British Antarctic Survey is a world leader in research into global issues in an Antarctic context. It is the UK’s national operator and is a component of the Natural Environment Research Council. It has an annual budget of around £40 million, runs nine research programmes and operates five research stations, two Royal Research Ships and five aircraft in and around Antarctica. More information about the work of the Survey can be found at: www.antarctica.ac.uk.

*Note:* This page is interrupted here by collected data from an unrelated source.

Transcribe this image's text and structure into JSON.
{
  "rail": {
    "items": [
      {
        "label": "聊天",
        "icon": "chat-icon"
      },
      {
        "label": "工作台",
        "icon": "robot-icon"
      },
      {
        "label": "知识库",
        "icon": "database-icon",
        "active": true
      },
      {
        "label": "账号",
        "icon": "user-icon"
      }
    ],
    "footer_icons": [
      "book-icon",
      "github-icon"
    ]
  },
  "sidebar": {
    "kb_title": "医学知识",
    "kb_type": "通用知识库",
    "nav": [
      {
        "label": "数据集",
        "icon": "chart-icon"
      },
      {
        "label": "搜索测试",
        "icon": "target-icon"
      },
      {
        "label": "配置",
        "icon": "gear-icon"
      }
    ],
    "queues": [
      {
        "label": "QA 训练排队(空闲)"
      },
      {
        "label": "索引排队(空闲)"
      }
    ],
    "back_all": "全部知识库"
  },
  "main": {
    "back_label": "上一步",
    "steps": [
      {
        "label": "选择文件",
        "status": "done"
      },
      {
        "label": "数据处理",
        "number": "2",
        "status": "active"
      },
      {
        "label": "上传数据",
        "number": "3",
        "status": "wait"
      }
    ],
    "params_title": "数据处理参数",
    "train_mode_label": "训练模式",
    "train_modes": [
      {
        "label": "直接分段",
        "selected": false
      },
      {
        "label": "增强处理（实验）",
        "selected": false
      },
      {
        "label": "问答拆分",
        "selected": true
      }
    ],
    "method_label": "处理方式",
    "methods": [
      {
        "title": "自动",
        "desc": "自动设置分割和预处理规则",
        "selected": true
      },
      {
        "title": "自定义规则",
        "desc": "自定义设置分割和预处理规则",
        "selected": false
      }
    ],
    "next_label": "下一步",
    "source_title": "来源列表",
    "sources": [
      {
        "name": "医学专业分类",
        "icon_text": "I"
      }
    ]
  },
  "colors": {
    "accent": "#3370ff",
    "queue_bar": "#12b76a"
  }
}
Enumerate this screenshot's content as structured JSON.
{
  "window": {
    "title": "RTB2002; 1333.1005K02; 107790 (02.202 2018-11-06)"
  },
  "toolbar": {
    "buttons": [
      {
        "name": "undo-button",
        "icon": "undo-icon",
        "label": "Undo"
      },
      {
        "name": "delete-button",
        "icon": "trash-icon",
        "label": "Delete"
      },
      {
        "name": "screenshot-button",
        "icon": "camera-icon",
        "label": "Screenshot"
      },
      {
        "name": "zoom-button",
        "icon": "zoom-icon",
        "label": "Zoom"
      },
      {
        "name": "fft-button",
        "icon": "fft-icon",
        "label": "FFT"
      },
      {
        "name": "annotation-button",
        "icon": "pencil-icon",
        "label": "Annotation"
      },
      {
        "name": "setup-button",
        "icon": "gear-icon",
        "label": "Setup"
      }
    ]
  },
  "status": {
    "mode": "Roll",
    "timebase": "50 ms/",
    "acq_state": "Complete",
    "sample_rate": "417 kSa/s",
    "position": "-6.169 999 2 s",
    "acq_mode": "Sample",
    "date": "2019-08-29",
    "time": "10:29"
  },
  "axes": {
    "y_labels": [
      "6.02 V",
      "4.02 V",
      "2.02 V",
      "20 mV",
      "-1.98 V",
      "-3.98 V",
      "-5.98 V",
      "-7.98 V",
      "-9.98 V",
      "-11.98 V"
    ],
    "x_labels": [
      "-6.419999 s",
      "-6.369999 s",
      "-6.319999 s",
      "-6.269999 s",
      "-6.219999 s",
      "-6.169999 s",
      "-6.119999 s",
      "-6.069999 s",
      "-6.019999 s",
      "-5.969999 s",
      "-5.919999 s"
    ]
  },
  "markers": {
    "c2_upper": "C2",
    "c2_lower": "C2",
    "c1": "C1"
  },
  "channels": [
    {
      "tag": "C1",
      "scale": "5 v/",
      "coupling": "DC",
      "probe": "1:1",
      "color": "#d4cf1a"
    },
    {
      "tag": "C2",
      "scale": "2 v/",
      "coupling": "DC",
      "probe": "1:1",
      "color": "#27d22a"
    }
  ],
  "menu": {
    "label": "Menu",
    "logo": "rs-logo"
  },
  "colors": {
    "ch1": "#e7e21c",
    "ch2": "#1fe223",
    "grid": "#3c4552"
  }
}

Chris Rapley Prof Chris Rapley CBE is Director of the British Antarctic Survey (BAS). Prior to this he was for four years the Executive Director of the International Geosphere-Biosphere Programme (IGBP) at the Royal Swedish Academy of Sciences in Stockholm. This followed an extended period as Professor of Remote Sensing Science and Associate Director of University College London’s Mullard Space Science Laboratory. He has a first degree in physics from Oxford, a M.Sc. in radioastronomy from Manchester University, and a Ph.D. in X-ray astronomy from University College London. He has been a Principal Investigator on both NASA and European Space Agency satellite missions and is a member of the NASA JPL Cassini mission Science Team. He has been a member of numerous national and international committees and boards including Vice President of the Scientific Committee for Antarctic Research and Chair of the International Council for Science’s (ICSU) International Polar Year 2007-2008 (IPY) Planning Group. He is currently a member of the European Polar Board’s Executive and ICSU – World Meteorological Organisation (WMO) Joint Committee for IPY. He is a Fellow of St Edmund’s College Cambridge, and is an Honorary Professor at University College London and at the University of East Anglia.
The International Geosphere-Biosphere Programme, IGBP, is an international scientific research programme that networks scientists from around the world to conduct interdisciplinary Earth System science and global change research. www.igbp.net.